Financial planners and mutual funds are advising clients to invest in stock markets with a long-term view. But, a report by one of the leading mutual fund registrars shows that there is no such thing as long-term.
According to the Churning Report, 12 per cent of all equity and balanced fund purchases brokered by the top 20 distributors during 2004-05 were encashed and redeemed within a month.
About 30 per cent were redeemed within three months and nearly 50 per cent within a year.
The top churners during the year were big banks apart from several institutional brokers and distributors.
Among the top 20 distributors on the basis of sales, the top churner has been IDBI Capital Market services, which collected Rs 376 crore (Rs 3.76 billion) during the financial year while clocking redemptions worth Rs 357 crore (Rs 3.57 billion).
Two distributors -- IDBI Capital Markets and ABN Amro bank NV -- saw over 20 per cent of their allocations (fresh purchases and switches) redeemed within 30 days of entry into the fund scheme.
Similarly, six distributors -- IDBI Capital market Services, ABN Amro Bank, Standard Chartered Bank, SBI Capital Markets, NJ India Invest and IDBI Bank -- churned their total equity allocations over 35 per cent within three months from the date of entry.
Nearly half of the top 20 distributors churned their allocations over 50 per cent within one year. For the record, banks have emerged as the largest distributors of mutual funds in the country. Nearly, 60-70 per cent of retail collections come from banks. Of this, foreign banks contribute a significant portion.
The huge churn in mutual funds has been a consequence of a plethora of new fund launches. Distributors normally get double the amount as commissions on sale of new fund offerings.
While commission for new fund offerings are about 4 per cent, the same on existing funds is only around 2 per cent. Due to the differential commissions, distributors prompt clients to switch funds more often than required.

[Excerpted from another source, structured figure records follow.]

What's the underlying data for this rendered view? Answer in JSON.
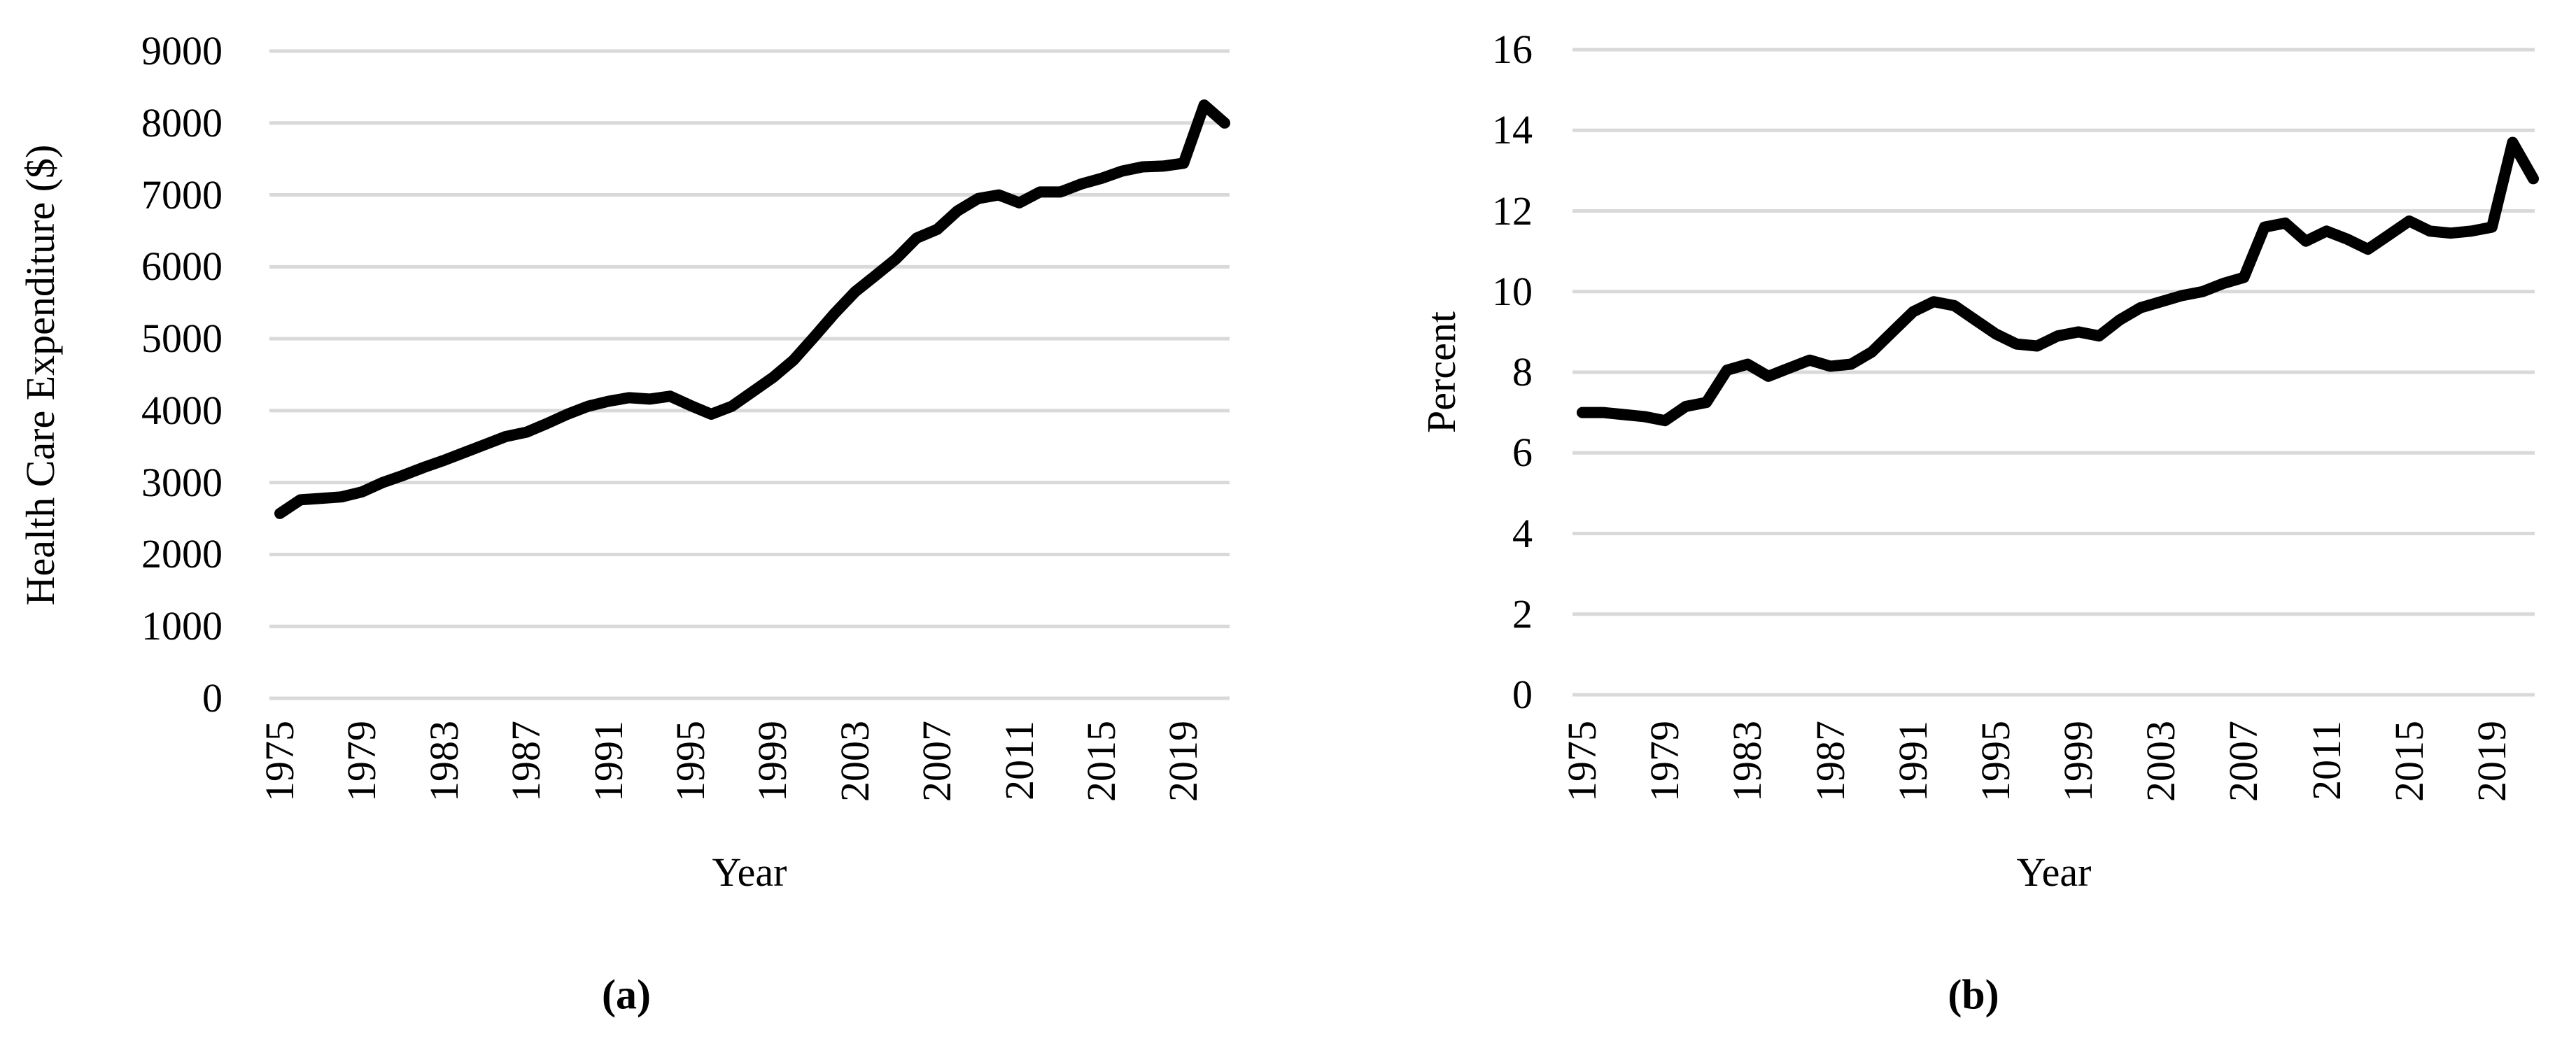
{
  "figure": {
    "background": "#ffffff"
  },
  "colors": {
    "line": "#000000",
    "gridline": "#d9d9d9",
    "text": "#000000"
  },
  "chart_data": [
    {
      "type": "line",
      "panel": "a",
      "caption": "(a)",
      "title": "",
      "xlabel": "Year",
      "ylabel": "Health Care Expenditure ($)",
      "ylim": [
        0,
        9000
      ],
      "ytick_step": 1000,
      "grid": "horizontal",
      "legend": "none",
      "xtick_labels": [
        1975,
        1979,
        1983,
        1987,
        1991,
        1995,
        1999,
        2003,
        2007,
        2011,
        2015,
        2019
      ],
      "x": [
        1975,
        1976,
        1977,
        1978,
        1979,
        1980,
        1981,
        1982,
        1983,
        1984,
        1985,
        1986,
        1987,
        1988,
        1989,
        1990,
        1991,
        1992,
        1993,
        1994,
        1995,
        1996,
        1997,
        1998,
        1999,
        2000,
        2001,
        2002,
        2003,
        2004,
        2005,
        2006,
        2007,
        2008,
        2009,
        2010,
        2011,
        2012,
        2013,
        2014,
        2015,
        2016,
        2017,
        2018,
        2019,
        2020,
        2021
      ],
      "values": [
        2570,
        2760,
        2780,
        2800,
        2870,
        3000,
        3100,
        3210,
        3310,
        3420,
        3530,
        3640,
        3700,
        3820,
        3950,
        4060,
        4130,
        4180,
        4160,
        4200,
        4070,
        3950,
        4060,
        4260,
        4460,
        4700,
        5020,
        5350,
        5650,
        5880,
        6110,
        6400,
        6520,
        6780,
        6950,
        7000,
        6890,
        7040,
        7040,
        7150,
        7230,
        7330,
        7390,
        7400,
        7440,
        8250,
        8000
      ]
    },
    {
      "type": "line",
      "panel": "b",
      "caption": "(b)",
      "title": "",
      "xlabel": "Year",
      "ylabel": "Percent",
      "ylim": [
        0,
        16
      ],
      "ytick_step": 2,
      "grid": "horizontal",
      "legend": "none",
      "xtick_labels": [
        1975,
        1979,
        1983,
        1987,
        1991,
        1995,
        1999,
        2003,
        2007,
        2011,
        2015,
        2019
      ],
      "x": [
        1975,
        1976,
        1977,
        1978,
        1979,
        1980,
        1981,
        1982,
        1983,
        1984,
        1985,
        1986,
        1987,
        1988,
        1989,
        1990,
        1991,
        1992,
        1993,
        1994,
        1995,
        1996,
        1997,
        1998,
        1999,
        2000,
        2001,
        2002,
        2003,
        2004,
        2005,
        2006,
        2007,
        2008,
        2009,
        2010,
        2011,
        2012,
        2013,
        2014,
        2015,
        2016,
        2017,
        2018,
        2019,
        2020,
        2021
      ],
      "values": [
        7.0,
        7.0,
        6.95,
        6.9,
        6.8,
        7.15,
        7.25,
        8.05,
        8.2,
        7.9,
        8.1,
        8.3,
        8.15,
        8.2,
        8.5,
        9.0,
        9.5,
        9.75,
        9.65,
        9.3,
        8.95,
        8.7,
        8.65,
        8.9,
        9.0,
        8.9,
        9.3,
        9.6,
        9.75,
        9.9,
        10.0,
        10.2,
        10.35,
        11.6,
        11.7,
        11.25,
        11.5,
        11.3,
        11.05,
        11.4,
        11.75,
        11.5,
        11.45,
        11.5,
        11.6,
        13.7,
        12.8
      ]
    }
  ]
}
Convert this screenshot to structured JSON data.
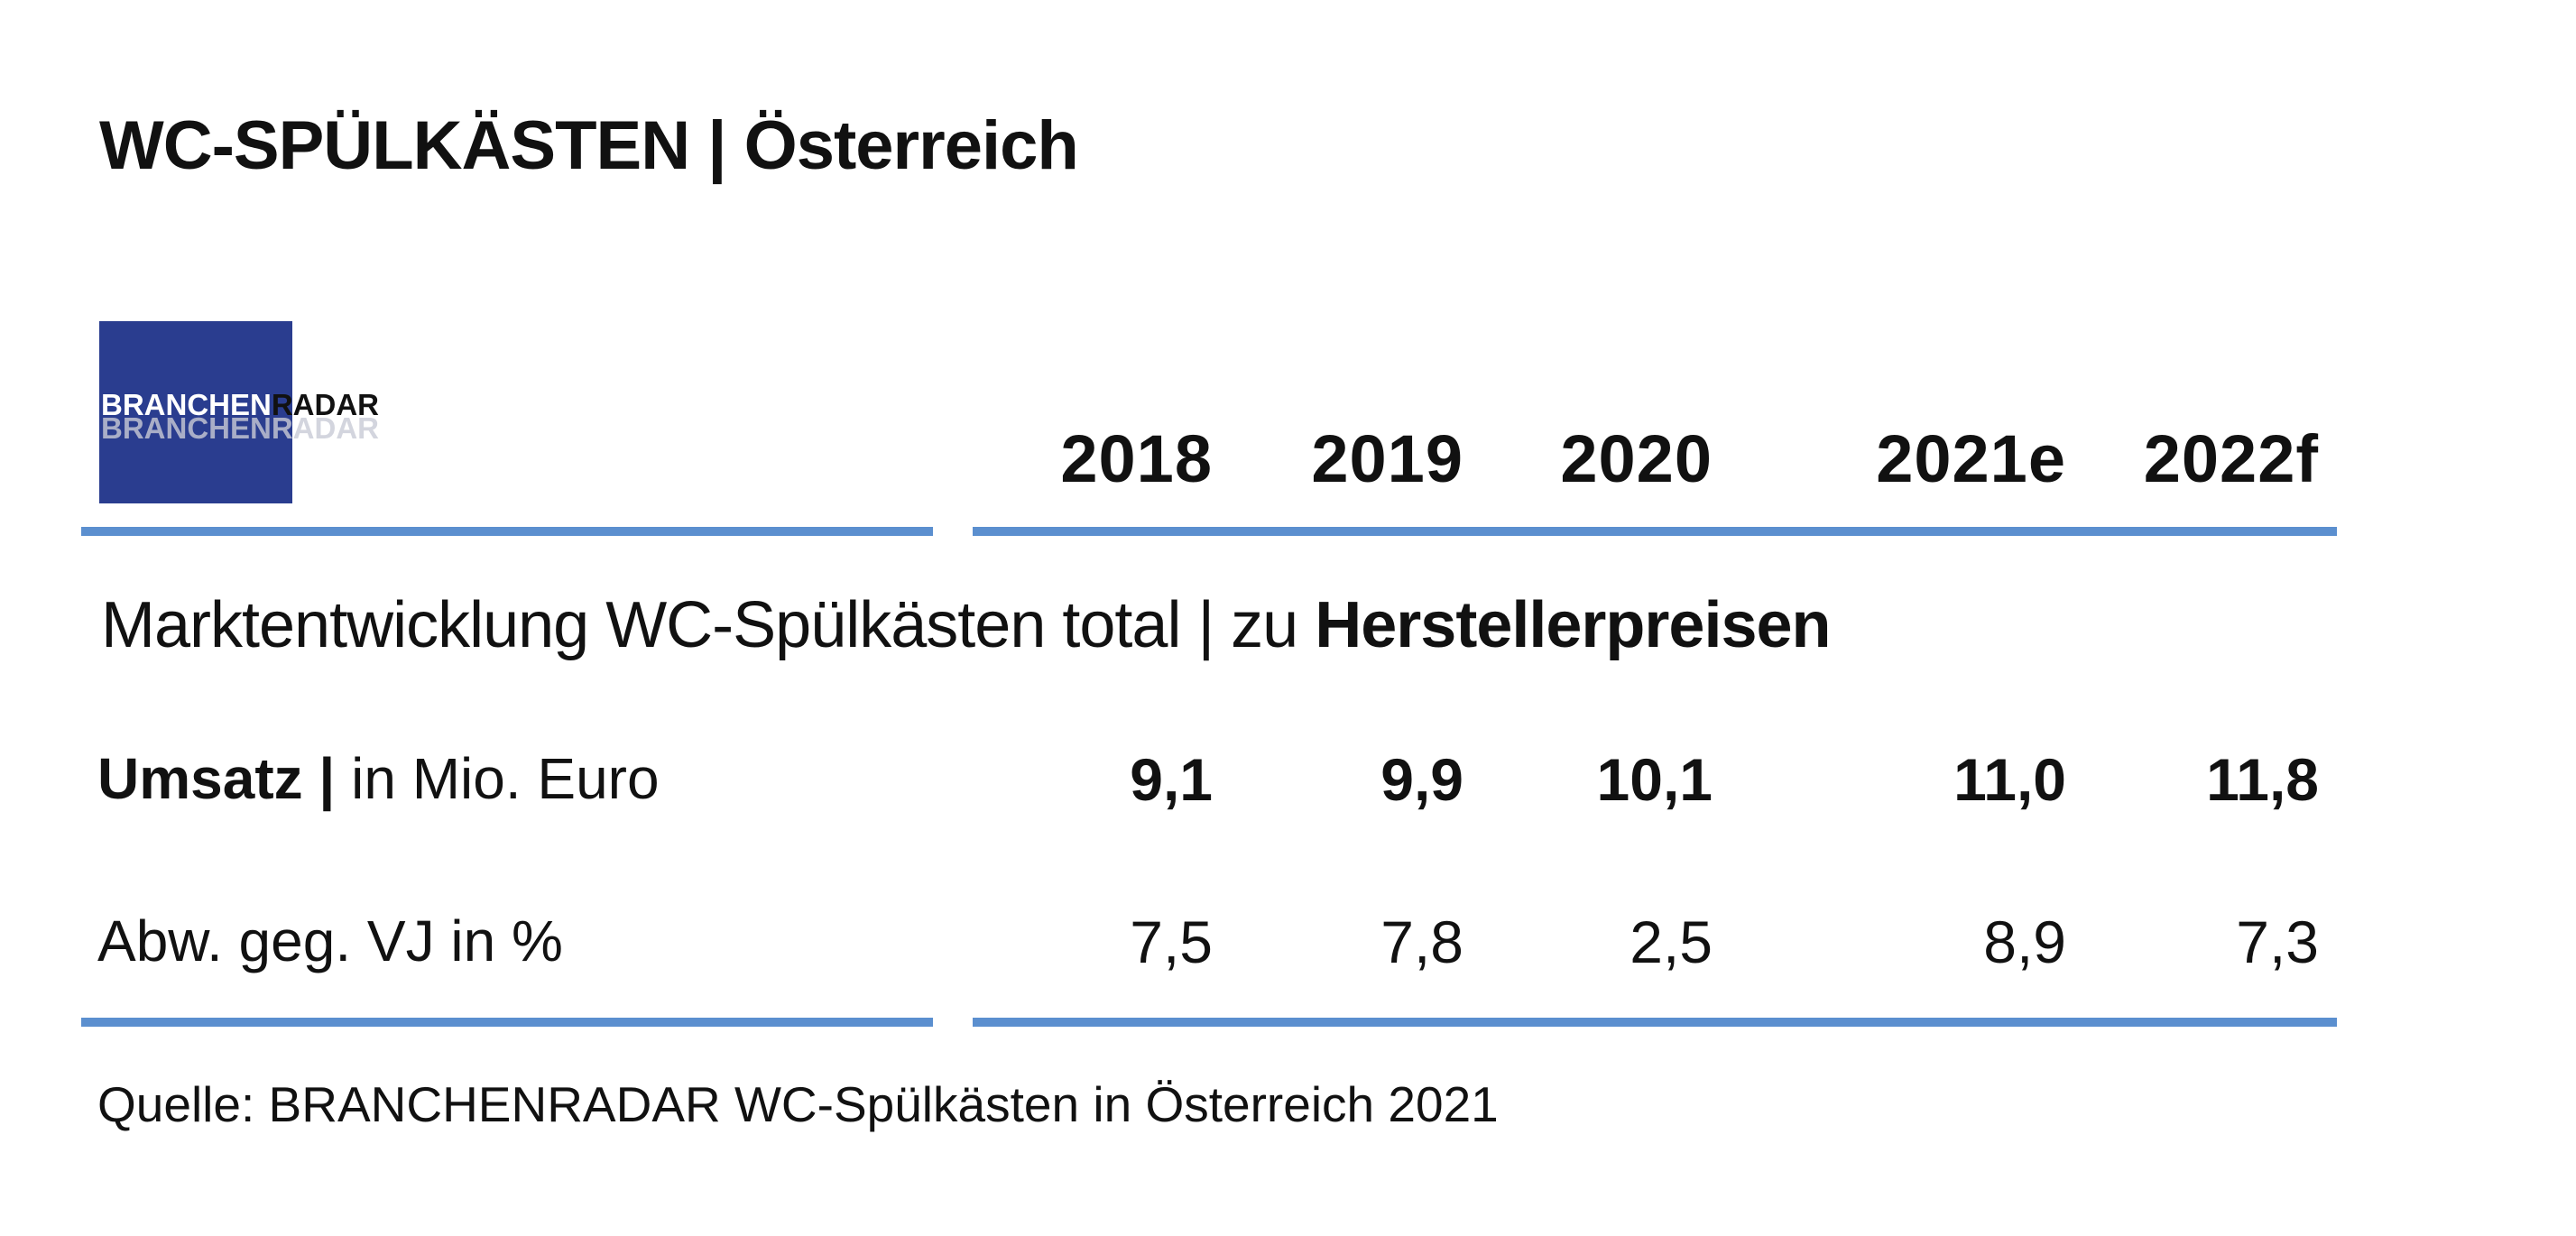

This often results in sub-optimal returns for investors.
Meanwhile, the Securities and Exchange Board of India is miffed with the widespread mis-selling in mutual funds.
The regulator has directed the Association of Mutual Funds of India to come out with an alternative expense structure for new fund offering that will ensure that distributors do not unfairly oversell new fund offerings to clients, hurting investors in the process.
'We have asked AMFI to suggest an optimal fee/commission structure for new fund offerings, failing which, we will prescribe an alternative to curb churning.' While some amount of churning is fine from the perspective of profit booking, the alarming rate of churning, especially, in equity funds is disturbing, said a top Sebi official.
Separately, there is also a need to look at the kind of forms/agreements investors signs up with their advisors to see whether such fund switching decision are done with the due knowledge and permission of the clients.